There’s no “Interrogation” this episode. Nothing based on a recording or a transcript, just one hundred percent dramatization. “Interrogation” is like a true crime show only with recognizable (if not better) actors and no interviews with the actual people. It’s an exemplar of how not to do a show like “Interrogation.”
This episode jumps all over—well, not all over, it jumps ahead. The show—in its parts—is extremely linear. Would it play better linear? Eh. It’s comprehensible in its fractured state, which it wouldn’t be if it were actually fractured but whatever. Fixing “Interrogation” seems like a waste of time. Kind of like how the show treats Peter Sarsgaard’s top-billed “only dirty this one time” cop. This episode continues his decline, his family leaving him, his retired cop dad (Michael Harney, who’s all right) being mean to him. No one wants to spend time with Sarsgaard; he’s a time suck.

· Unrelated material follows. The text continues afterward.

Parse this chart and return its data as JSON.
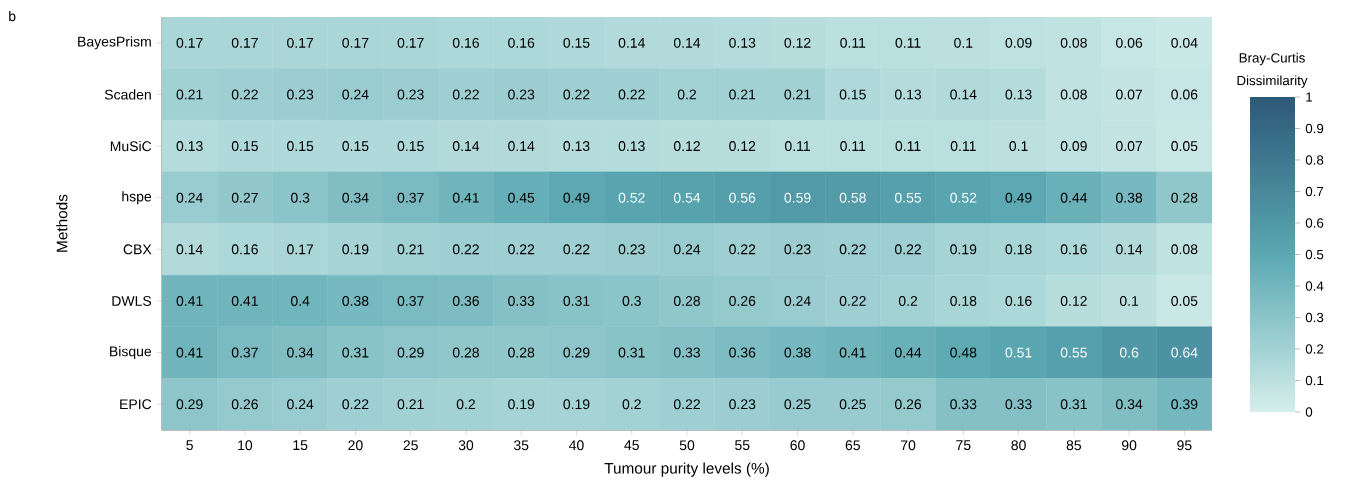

So the episode starts in 1993 with Kyle Gallner’s parole getting denied. It’s denied for multiple reasons, but also contributing is Sarsgaard lying in a letter to the parole board. Gallner’s hopes and dreams are dashed except when David Strathairn dies, he leaves Gallner the money to hire a new P.I. Fast forward to 1996, he hires celebrity P.I. Andre Royo. It’s nice to see Royo, but he’s just phoning it in. It’s shocking how little Royo gets to do, especially considering his character’s name is in the title this episode.

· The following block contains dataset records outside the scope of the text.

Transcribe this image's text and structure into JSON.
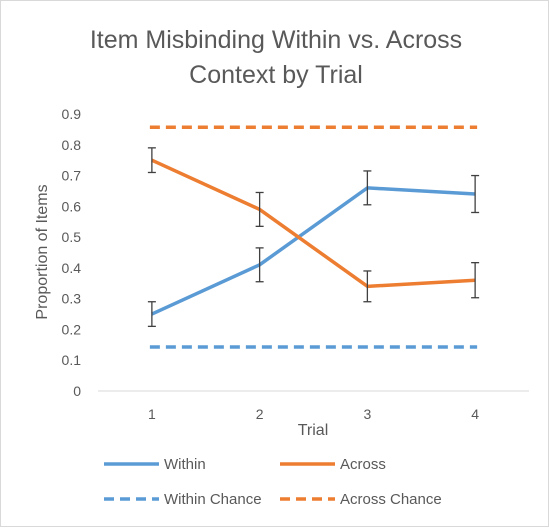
{
  "chart_data": {
    "type": "line",
    "title_lines": [
      "Item Misbinding Within vs. Across",
      "Context by Trial"
    ],
    "xlabel": "Trial",
    "ylabel": "Proportion of Items",
    "categories": [
      "1",
      "2",
      "3",
      "4"
    ],
    "ylim": [
      0,
      0.9
    ],
    "yticks": [
      "0",
      "0.1",
      "0.2",
      "0.3",
      "0.4",
      "0.5",
      "0.6",
      "0.7",
      "0.8",
      "0.9"
    ],
    "grid": false,
    "legend_position": "bottom",
    "series": [
      {
        "name": "Within",
        "values": [
          0.25,
          0.41,
          0.66,
          0.64
        ],
        "err": [
          0.04,
          0.055,
          0.055,
          0.06
        ],
        "color": "#5b9bd5",
        "dash": false
      },
      {
        "name": "Across",
        "values": [
          0.75,
          0.59,
          0.34,
          0.36
        ],
        "err": [
          0.04,
          0.055,
          0.05,
          0.057
        ],
        "color": "#ed7d31",
        "dash": false
      },
      {
        "name": "Within Chance",
        "values": [
          0.143,
          0.143,
          0.143,
          0.143
        ],
        "color": "#5b9bd5",
        "dash": true
      },
      {
        "name": "Across Chance",
        "values": [
          0.857,
          0.857,
          0.857,
          0.857
        ],
        "color": "#ed7d31",
        "dash": true
      }
    ]
  }
}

Then it jumps ahead a final time to 2003 when Royo gets Vincent D’Onofrio involved. D’Onofrio’s an Internal Affairs cop; Royo and Gallner can prove Sarsgaard perjured himself.
I’d been waiting for a good Royo episode and instead he’s just a bland P.I. with lacking chemistry opposite Gallner; to be fair, Gallner’s a chemistry suck with everything, but still. Chad L. Coleman is back for a little bit too. Of the two “Wire” castings, I suppose Coleman’s is more of a waste. Who knows… if Gallner were better, it’d be a much different show.